Mais le livre est aussi une lecture personnelle, qui change le regard sur son propre animal de compagnie. Après 416 pages d'enquête, on ne regarde plus son chien de la même manière. On comprend mieux ses besoins, son histoire, sa place dans notre vie.
Ce qui change dans notre regard quand on lit « Les animaux et nous »
La force du livre de Pavel est de transformer le lecteur. On entre dans l'enquête comme on regarde un documentaire, et on en ressort avec une vision du monde différente. Les animaux ne sont plus des objets ou des compagnons, mais des partenaires d'évolution, des êtres avec lesquels nous avons co-construit notre humanité.
Cette prise de conscience a des implications concrètes. Elle nous pousse à repenser notre alimentation, notre rapport à la nature, notre place dans le monde vivant. Elle nous rappelle que nous ne sommes pas seuls sur cette planète, que notre histoire est liée à celle des bêtes.

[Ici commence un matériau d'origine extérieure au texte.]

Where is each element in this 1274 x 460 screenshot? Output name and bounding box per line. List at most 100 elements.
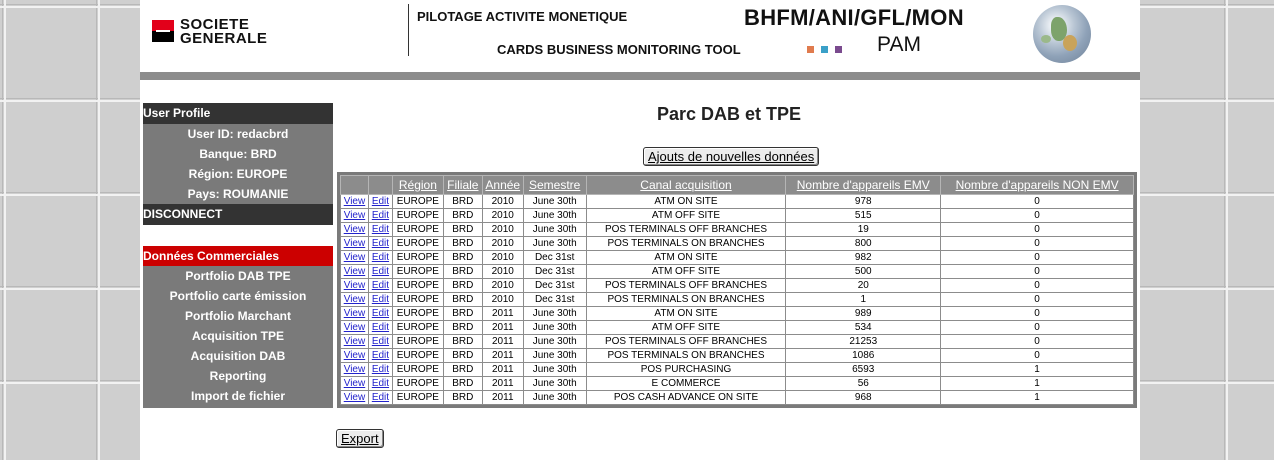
table-row: View Edit EUROPE BRD 2011 June 30th POS TERMIN…	[340, 334, 1134, 349]
table-cell: EUROPE	[391, 278, 444, 293]
column-header[interactable]: Filiale	[442, 175, 483, 195]
table-row: View Edit EUROPE BRD 2010 Dec 31st POS TERMINA…	[340, 278, 1134, 293]
menu-item-reporting[interactable]: Reporting	[143, 366, 333, 386]
column-header	[367, 175, 393, 195]
app-subtitle: CARDS BUSINESS MONITORING TOOL	[497, 42, 741, 57]
edit-link[interactable]: Edit	[367, 306, 393, 321]
edit-link[interactable]: Edit	[367, 334, 393, 349]
table-cell: 0	[940, 236, 1134, 251]
user-info: User ID: redacbrd Banque: BRD Région: EU…	[143, 124, 333, 204]
table-cell: 515	[785, 208, 942, 223]
view-link[interactable]: View	[340, 292, 369, 307]
table-cell: EUROPE	[391, 222, 444, 237]
table-cell: 978	[785, 194, 942, 209]
menu-item-acquisition-tpe[interactable]: Acquisition TPE	[143, 326, 333, 346]
table-cell: BRD	[442, 334, 483, 349]
table-cell: EUROPE	[391, 376, 444, 391]
app-title: PILOTAGE ACTIVITE MONETIQUE	[417, 9, 628, 24]
globe-icon	[1033, 5, 1091, 63]
edit-link[interactable]: Edit	[367, 376, 393, 391]
data-grid: Région Filiale Année Semestre Canal acquisit…	[337, 172, 1137, 408]
export-button[interactable]: Export	[336, 429, 384, 448]
disconnect-link[interactable]: DISCONNECT	[143, 204, 333, 225]
table-cell: June 30th	[522, 208, 587, 223]
edit-link[interactable]: Edit	[367, 320, 393, 335]
table-cell: POS TERMINALS OFF BRANCHES	[585, 222, 787, 237]
edit-link[interactable]: Edit	[367, 390, 393, 405]
view-link[interactable]: View	[340, 222, 369, 237]
table-cell: POS PURCHASING	[585, 362, 787, 377]
table-cell: BRD	[442, 390, 483, 405]
view-link[interactable]: View	[340, 264, 369, 279]
table-cell: 0	[940, 194, 1134, 209]
view-link[interactable]: View	[340, 278, 369, 293]
table-cell: June 30th	[522, 306, 587, 321]
table-cell: 2011	[481, 390, 524, 405]
view-link[interactable]: View	[340, 348, 369, 363]
edit-link[interactable]: Edit	[367, 292, 393, 307]
add-data-button[interactable]: Ajouts de nouvelles données	[643, 147, 820, 166]
table-cell: 0	[940, 208, 1134, 223]
table-cell: Dec 31st	[522, 250, 587, 265]
view-link[interactable]: View	[340, 362, 369, 377]
table-cell: 1	[940, 390, 1134, 405]
edit-link[interactable]: Edit	[367, 208, 393, 223]
table-header: Région Filiale Année Semestre Canal acquisit…	[340, 175, 1134, 195]
edit-link[interactable]: Edit	[367, 264, 393, 279]
view-link[interactable]: View	[340, 208, 369, 223]
table-row: View Edit EUROPE BRD 2010 June 30th POS TERMIN…	[340, 236, 1134, 251]
view-link[interactable]: View	[340, 236, 369, 251]
column-header[interactable]: Semestre	[522, 175, 587, 195]
menu-item-portfolio-marchant[interactable]: Portfolio Marchant	[143, 306, 333, 326]
logo-line2: GENERALE	[180, 30, 268, 47]
edit-link[interactable]: Edit	[367, 222, 393, 237]
table-cell: June 30th	[522, 362, 587, 377]
user-profile-title: User Profile	[143, 103, 333, 124]
column-header[interactable]: Canal acquisition	[585, 175, 787, 195]
view-link[interactable]: View	[340, 250, 369, 265]
table-cell: BRD	[442, 264, 483, 279]
table-cell: June 30th	[522, 320, 587, 335]
view-link[interactable]: View	[340, 306, 369, 321]
data-table: Région Filiale Année Semestre Canal acquisit…	[340, 175, 1134, 405]
table-cell: 1	[940, 362, 1134, 377]
edit-link[interactable]: Edit	[367, 362, 393, 377]
dot-purple	[835, 46, 842, 53]
edit-link[interactable]: Edit	[367, 194, 393, 209]
table-cell: EUROPE	[391, 250, 444, 265]
table-cell: 1086	[785, 348, 942, 363]
column-header[interactable]: Région	[391, 175, 444, 195]
view-link[interactable]: View	[340, 390, 369, 405]
table-cell: 0	[940, 320, 1134, 335]
section-title: Données Commerciales	[143, 246, 333, 266]
column-header[interactable]: Nombre d'appareils EMV	[785, 175, 942, 195]
table-row: View Edit EUROPE BRD 2011 June 30th POS PURCHA…	[340, 362, 1134, 377]
view-link[interactable]: View	[340, 320, 369, 335]
table-cell: POS TERMINALS OFF BRANCHES	[585, 278, 787, 293]
edit-link[interactable]: Edit	[367, 250, 393, 265]
table-cell: 0	[940, 306, 1134, 321]
edit-link[interactable]: Edit	[367, 348, 393, 363]
column-header[interactable]: Nombre d'appareils NON EMV	[940, 175, 1134, 195]
view-link[interactable]: View	[340, 194, 369, 209]
table-cell: POS CASH ADVANCE ON SITE	[585, 390, 787, 405]
menu-item-import[interactable]: Import de fichier	[143, 386, 333, 406]
view-link[interactable]: View	[340, 334, 369, 349]
view-link[interactable]: View	[340, 376, 369, 391]
edit-link[interactable]: Edit	[367, 236, 393, 251]
menu-item-portfolio-carte-emission[interactable]: Portfolio carte émission	[143, 286, 333, 306]
table-cell: 2010	[481, 278, 524, 293]
table-cell: 982	[785, 250, 942, 265]
dot-orange	[807, 46, 814, 53]
table-cell: 2010	[481, 222, 524, 237]
edit-link[interactable]: Edit	[367, 278, 393, 293]
table-cell: 2010	[481, 292, 524, 307]
menu-item-acquisition-dab[interactable]: Acquisition DAB	[143, 346, 333, 366]
table-cell: 500	[785, 264, 942, 279]
table-cell: BRD	[442, 362, 483, 377]
menu-item-portfolio-dab-tpe[interactable]: Portfolio DAB TPE	[143, 266, 333, 286]
table-cell: EUROPE	[391, 208, 444, 223]
table-row: View Edit EUROPE BRD 2011 June 30th E COMMERCE…	[340, 376, 1134, 391]
table-row: View Edit EUROPE BRD 2010 Dec 31st POS TERMINA…	[340, 292, 1134, 307]
column-header[interactable]: Année	[481, 175, 524, 195]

Et c'est peut-être la leçon la plus importante du livre : nous ne sommes pas des maîtres, mais des partenaires. Les animaux ne sont pas des ressources, mais des êtres avec lesquels nous partageons une histoire commune. Une leçon d'humilité, portée par une enquête archéologique passionnante.
Conclusion
« Les animaux et nous : une enquête archéologique » de Cătălin Pavel est bien plus qu'un essai savant. C'est une plongée dans l'histoire oubliée de notre relation aux bêtes, une enquête qui mêle érudition et humour, rigueur scientifique et art du récit. Pour les étudiants de BTS qui affrontent le thème au programme, c'est une mine d'exemples concrets. Pour les curieux, c'est une lecture qui transforme le regard. Après 416 pages, on ne regarde plus son animal de la même manière. On est plus humains, mais aussi un peu plus proches des bêtes.